WASHINGTON/NEW YORK (REUTERS) – Afghanistan’s ruling Taliban conceded Tuesday for the first time that Osama bin Laden could have been involved in attacks on the United States that left nearly 6,000 people missing or dead, while in Washington, President Bush portrayed America as the “home front” in a war against terrorism.
“Anyone who is responsible for this act, Osama or not, we will not side with him,” Information Minister Qudrutullah Jamal told Reuters in Islamabad by telephone from Kabul.
However, he said bin Laden’s involvement in the attack by hijacked airliners that slammed into the World Trade Center and the Pentagon must be proven before the Saudi-born exile could be handed over, and then only for trial in a third country.
Defense Secretary Donald Rumsfeld said in Washington that providing proof could be a problem because of the need to protect intelligence sources.
“To the extent you compromise a source or a method of gathering information, you have damaged yourself,” he said. Rumsfeld also suggested that one or more nations provided support for the hijackers, but would not reveal more.
A week after the attacks, New York Mayor Rudolph Giuliani said the chances of finding any of the 5,422 people still missing in the rubble of the World Trade Center were “very, very small.”
Many Americans, led by Bush, who has vowed stern retaliation against any state harboring those responsible, observed a moment of silence at 8:48 a.m., exactly one week after the first of two planes slammed into the World Trade Center.

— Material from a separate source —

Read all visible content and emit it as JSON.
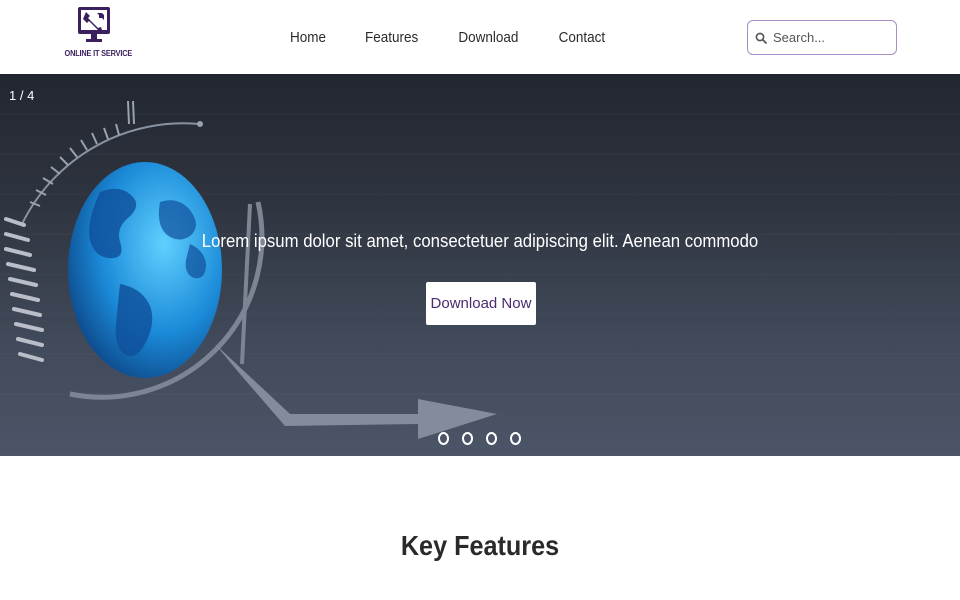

In New York, local radio and television stations stopped regular programming to play the national anthem, the sound of tolling bells or somber music, marking the minute when the city’s skyline and psyche were forever changed.
After a massive sell-off on Monday when markets opened for the first time since the attacks, U.S. stocks wobbled and finally fell again on Tuesday as investors worried the already troubled economy would go into a tailspin.

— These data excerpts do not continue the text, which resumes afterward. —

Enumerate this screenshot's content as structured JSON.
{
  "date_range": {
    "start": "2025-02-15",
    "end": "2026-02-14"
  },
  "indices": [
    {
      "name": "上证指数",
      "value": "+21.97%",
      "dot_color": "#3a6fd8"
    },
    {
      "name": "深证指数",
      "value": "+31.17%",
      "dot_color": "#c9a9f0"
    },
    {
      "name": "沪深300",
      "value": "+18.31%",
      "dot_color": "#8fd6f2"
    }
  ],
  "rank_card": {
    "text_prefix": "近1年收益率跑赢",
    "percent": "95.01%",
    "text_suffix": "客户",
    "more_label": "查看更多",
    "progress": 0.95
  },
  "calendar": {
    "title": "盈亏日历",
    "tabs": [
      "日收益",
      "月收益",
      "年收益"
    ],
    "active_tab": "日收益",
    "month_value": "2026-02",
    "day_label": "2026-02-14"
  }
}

The Dow Jones industrial average closed down 17.30 points, 0.19 percent to 8,903.40, its lowest close since December 1998. The NASDAQ Composite Index dropped 24.27 points, or 1.55 percent to 1,555.08, its lowest close since October 1998.
Caution persisted in world markets as many financiers worried that a U.S. campaign against global terror could hit buying power worldwide.
Executives from U.S. airlines, whose shares plummeted worst of all on Monday, met with Transportation Secretary Norman Mineta on Tuesday in hopes of getting a $24 billion government bailout. The airlines were stung by a two-day shutdown of the national air system after the attacks, and now are being hit by heavy airport security and a widespread fear of flying.
Mineta said the Bush administration hoped to have an airline bailout proposal ready by early next week.
U.S. investigators expanded to more than 190 the number of people they want to question in connection with the attacks, and are investigating if any of the 75 now in custody may have planned other hijackings.